The international criminal organization Conti -based in Russia-, which specializes in extracting sensitive data from government agencies and attacking public platforms, is said to be behind the cyber-attacks suffered by the governments of Costa Rica and Peru, which have both countries on high alert.
In the case of Costa Rica, a severe cyber-attack with ransomware occurred last April, which would have affected mainly the Ministry of Finance, with the theft of 1TB of internal data, which forced the government to disable several computer services, such as customs, tax, and other financial systems, as well as entities such as the Administrative Board of the Electric Service of the province of Cartago (Jasec); the Ministry of Science, Innovation, Technology, and Telecommunications; the Ministry of Labor and Social Security; the National Meteorological Institute (IMN); Radiográfica Costarricense (Racsa); the Costa Rican Social Security Fund (CCSS); the Development and Family Allowances Fund (Fodesaf) and the Inter-University Headquarters of Alajuela (Siua).
This led the government of the recently assumed President Rodrigo Cháves to declare a state of National Emergency on May 8, since they have no power of decision, nor control over the hacked government entities.
Conti announced in his blog on the dark web that he hacked 800 servers of the Costa Rican Ministry of Finance, asking for a payment of US$ 10 million to return the stolen files.
The Chaves government refused to negotiate with the group, however, the US government intervened, offering a reward of up to US$15 million to anyone who provided information to identify members of the group. And while Conti initially put the charge for stopping the cyberattacks at US$ 10 million, the organization doubled the price after the cooperation and the reward offered by the US.
In addition to the breach of national security and private information, another problem caused by this cyber-attack is related to the economy. The Chamber of Foreign Trade assured that the fall in the Customs systems had generated losses of more than US$ 200 million. Another example of how this attack has affected Costa Rica, is reflected in The attack has spread progressively, the theft of information from the Administrative Board of the Cartago Electricity Service (JASEC), has paralyzed the system that manages the electricity supply of about 160 thousand people in the city located southeast of the capital San José.
This is causing panic throughout the country, as companies and individuals fear that more confidential information will be published and used against them.
Lately, it became known that Peru was also attacked by Conti, and the situation is as complicated as in Costa Rica. The hackers uploaded files on their dark website with evidence that they have valuable information in their possession, claiming that they have access to critical infrastructure, including the water and electricity network.

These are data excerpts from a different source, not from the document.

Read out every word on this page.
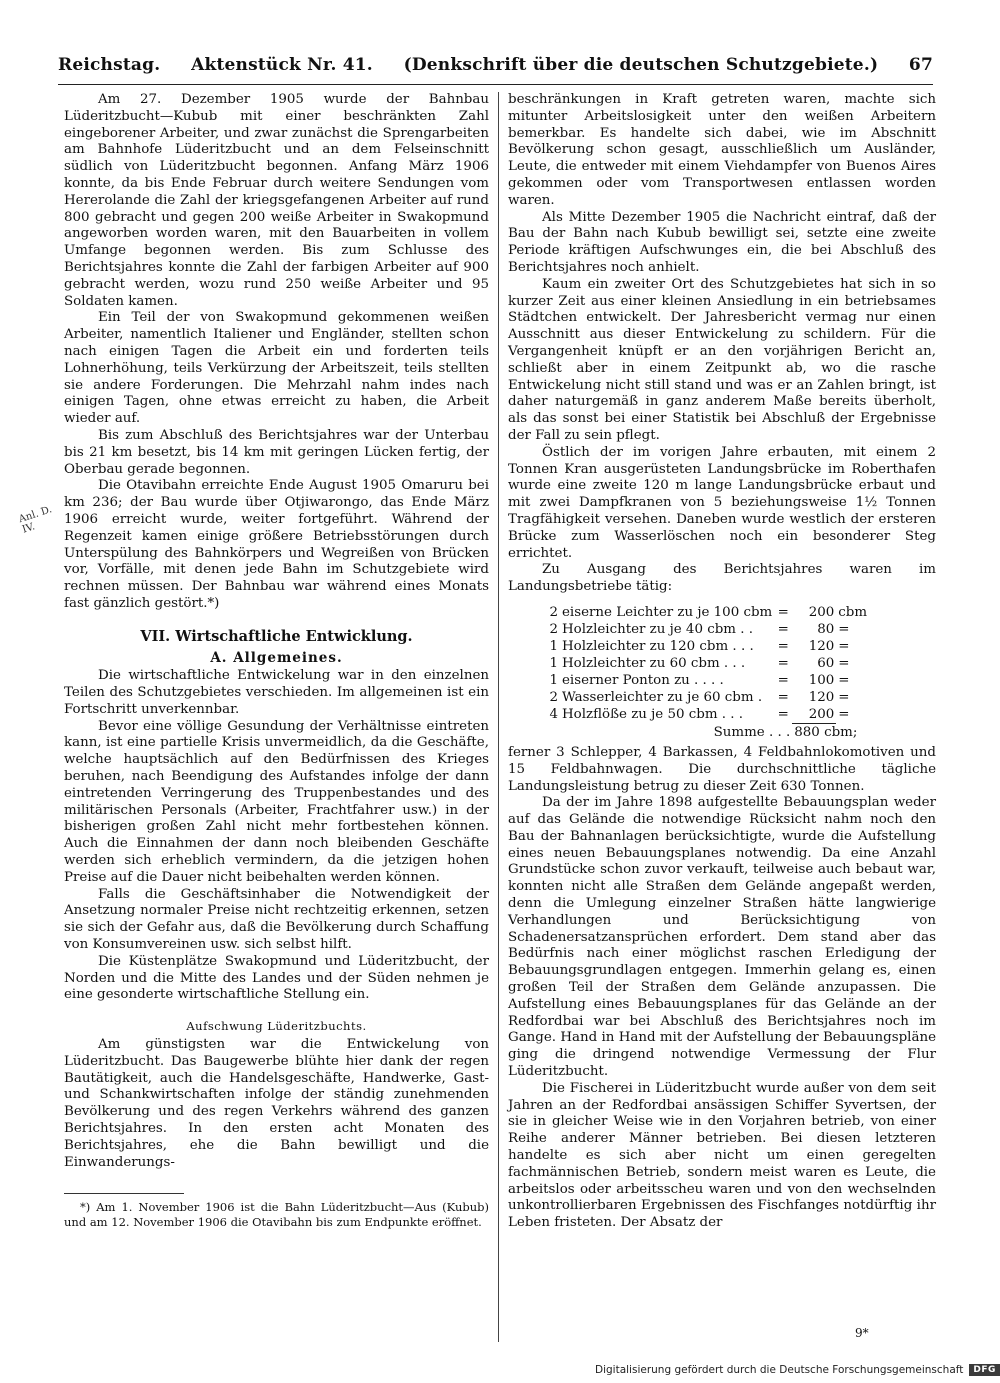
Reichstag. Aktenstück Nr. 41. (Denkschrift über die deutschen Schutzgebiete.) 67
Anl. D. IV.

Am 27. Dezember 1905 wurde der Bahnbau Lüderitzbucht—Kubub mit einer beschränkten Zahl eingeborener Arbeiter, und zwar zunächst die Sprengarbeiten am Bahnhofe Lüderitzbucht und an dem Felseinschnitt südlich von Lüderitzbucht begonnen. Anfang März 1906 konnte, da bis Ende Februar durch weitere Sendungen vom Hererolande die Zahl der kriegsgefangenen Arbeiter auf rund 800 gebracht und gegen 200 weiße Arbeiter in Swakopmund angeworben worden waren, mit den Bauarbeiten in vollem Umfange begonnen werden. Bis zum Schlusse des Berichtsjahres konnte die Zahl der farbigen Arbeiter auf 900 gebracht werden, wozu rund 250 weiße Arbeiter und 95 Soldaten kamen.

Ein Teil der von Swakopmund gekommenen weißen Arbeiter, namentlich Italiener und Engländer, stellten schon nach einigen Tagen die Arbeit ein und forderten teils Lohnerhöhung, teils Verkürzung der Arbeitszeit, teils stellten sie andere Forderungen. Die Mehrzahl nahm indes nach einigen Tagen, ohne etwas erreicht zu haben, die Arbeit wieder auf.

Bis zum Abschluß des Berichtsjahres war der Unterbau bis 21 km besetzt, bis 14 km mit geringen Lücken fertig, der Oberbau gerade begonnen.

Die Otavibahn erreichte Ende August 1905 Omaruru bei km 236; der Bau wurde über Otjiwarongo, das Ende März 1906 erreicht wurde, weiter fortgeführt. Während der Regenzeit kamen einige größere Betriebsstörungen durch Unterspülung des Bahnkörpers und Wegreißen von Brücken vor, Vorfälle, mit denen jede Bahn im Schutzgebiete wird rechnen müssen. Der Bahnbau war während eines Monats fast gänzlich gestört.*)

VII. Wirtschaftliche Entwicklung.

A. Allgemeines.

Die wirtschaftliche Entwickelung war in den einzelnen Teilen des Schutzgebietes verschieden. Im allgemeinen ist ein Fortschritt unverkennbar.

Bevor eine völlige Gesundung der Verhältnisse eintreten kann, ist eine partielle Krisis unvermeidlich, da die Geschäfte, welche hauptsächlich auf den Bedürfnissen des Krieges beruhen, nach Beendigung des Aufstandes infolge der dann eintretenden Verringerung des Truppenbestandes und des militärischen Personals (Arbeiter, Frachtfahrer usw.) in der bisherigen großen Zahl nicht mehr fortbestehen können. Auch die Einnahmen der dann noch bleibenden Geschäfte werden sich erheblich vermindern, da die jetzigen hohen Preise auf die Dauer nicht beibehalten werden können.

Falls die Geschäftsinhaber die Notwendigkeit der Ansetzung normaler Preise nicht rechtzeitig erkennen, setzen sie sich der Gefahr aus, daß die Bevölkerung durch Schaffung von Konsumvereinen usw. sich selbst hilft.

Die Küstenplätze Swakopmund und Lüderitzbucht, der Norden und die Mitte des Landes und der Süden nehmen je eine gesonderte wirtschaftliche Stellung ein.

Aufschwung Lüderitzbuchts.

Am günstigsten war die Entwickelung von Lüderitzbucht. Das Baugewerbe blühte hier dank der regen Bautätigkeit, auch die Handelsgeschäfte, Handwerke, Gast- und Schankwirtschaften infolge der ständig zunehmenden Bevölkerung und des regen Verkehrs während des ganzen Berichtsjahres. In den ersten acht Monaten des Berichtsjahres, ehe die Bahn bewilligt und die Einwanderungs-

*) Am 1. November 1906 ist die Bahn Lüderitzbucht—Aus (Kubub) und am 12. November 1906 die Otavibahn bis zum Endpunkte eröffnet.

beschränkungen in Kraft getreten waren, machte sich mitunter Arbeitslosigkeit unter den weißen Arbeitern bemerkbar. Es handelte sich dabei, wie im Abschnitt Bevölkerung schon gesagt, ausschließlich um Ausländer, Leute, die entweder mit einem Viehdampfer von Buenos Aires gekommen oder vom Transportwesen entlassen worden waren.

Als Mitte Dezember 1905 die Nachricht eintraf, daß der Bau der Bahn nach Kubub bewilligt sei, setzte eine zweite Periode kräftigen Aufschwunges ein, die bei Abschluß des Berichtsjahres noch anhielt.

Kaum ein zweiter Ort des Schutzgebietes hat sich in so kurzer Zeit aus einer kleinen Ansiedlung in ein betriebsames Städtchen entwickelt. Der Jahresbericht vermag nur einen Ausschnitt aus dieser Entwickelung zu schildern. Für die Vergangenheit knüpft er an den vorjährigen Bericht an, schließt aber in einem Zeitpunkt ab, wo die rasche Entwickelung nicht still stand und was er an Zahlen bringt, ist daher naturgemäß in ganz anderem Maße bereits überholt, als das sonst bei einer Statistik bei Abschluß der Ergebnisse der Fall zu sein pflegt.

Östlich der im vorigen Jahre erbauten, mit einem 2 Tonnen Kran ausgerüsteten Landungsbrücke im Roberthafen wurde eine zweite 120 m lange Landungsbrücke erbaut und mit zwei Dampfkranen von 5 beziehungsweise 1½ Tonnen Tragfähigkeit versehen. Daneben wurde westlich der ersteren Brücke zum Wasserlöschen noch ein besonderer Steg errichtet.

Zu Ausgang des Berichtsjahres waren im Landungsbetriebe tätig:

2	eiserne Leichter zu je 100 cbm	=	200	cbm
2	Holzleichter zu je 40 cbm . .	=	80	=
1	Holzleichter zu 120 cbm . . .	=	120	=
1	Holzleichter zu 60 cbm . . .	=	60	=
1	eiserner Ponton zu . . . .	=	100	=
2	Wasserleichter zu je 60 cbm .	=	120	=
4	Holzflöße zu je 50 cbm . . .	=	200	=
Summe . . .			880 cbm;	

ferner 3 Schlepper, 4 Barkassen, 4 Feldbahnlokomotiven und 15 Feldbahnwagen. Die durchschnittliche tägliche Landungsleistung betrug zu dieser Zeit 630 Tonnen.

Da der im Jahre 1898 aufgestellte Bebauungsplan weder auf das Gelände die notwendige Rücksicht nahm noch den Bau der Bahnanlagen berücksichtigte, wurde die Aufstellung eines neuen Bebauungsplanes notwendig. Da eine Anzahl Grundstücke schon zuvor verkauft, teilweise auch bebaut war, konnten nicht alle Straßen dem Gelände angepaßt werden, denn die Umlegung einzelner Straßen hätte langwierige Verhandlungen und Berücksichtigung von Schadenersatzansprüchen erfordert. Dem stand aber das Bedürfnis nach einer möglichst raschen Erledigung der Bebauungsgrundlagen entgegen. Immerhin gelang es, einen großen Teil der Straßen dem Gelände anzupassen. Die Aufstellung eines Bebauungsplanes für das Gelände an der Redfordbai war bei Abschluß des Berichtsjahres noch im Gange. Hand in Hand mit der Aufstellung der Bebauungspläne ging die dringend notwendige Vermessung der Flur Lüderitzbucht.

Die Fischerei in Lüderitzbucht wurde außer von dem seit Jahren an der Redfordbai ansässigen Schiffer Syvertsen, der sie in gleicher Weise wie in den Vorjahren betrieb, von einer Reihe anderer Männer betrieben. Bei diesen letzteren handelte es sich aber nicht um einen geregelten fachmännischen Betrieb, sondern meist waren es Leute, die arbeitslos oder arbeitsscheu waren und von den wechselnden unkontrollierbaren Ergebnissen des Fischfanges notdürftig ihr Leben fristeten. Der Absatz der

9*
Digitalisierung gefördert durch die Deutsche Forschungsgemeinschaft	DFG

The first attack was on the General Intelligence Directorate (Digimin) of the Ministry of the Interior.
In Argentina, Conti tried to break into the servers of the municipalities of Santa Barbara, Heredia, Buenos Aires, and Puntarenas. However, they did not manage to hijack information or affect local government services.
The threat is latent in Latin America, whose governments will have to be vigilant and reinforce their cybersecurity measures to prevent cyber attacks.
Who are the Conti group?
– Conti is one of the largest ransomware gangs in the world.
– They are based in Russia and were first detected in 2019 and were one of the most active cybercriminal groups in 2021.
– Among the largest cyber attacks carried out was the one that impacted Ireland’s healthcare system in 2021 and led to the disruption of its operations.
– It also attacked 22 other U.S. healthcare institutions, as well as the manufacturing, food, financial, banking, technology, and construction sectors.
– Last February, the Conti group vowed to attack enemies of the Kremlin if they responded to Russia’s invasion of Ukraine.
– Among the main initial access vectors used by Conti are phishing emails, RDP services exposed to the Internet, and exploitation of vulnerabilities.
– This type of malware encrypts information and demands a ransom in exchange.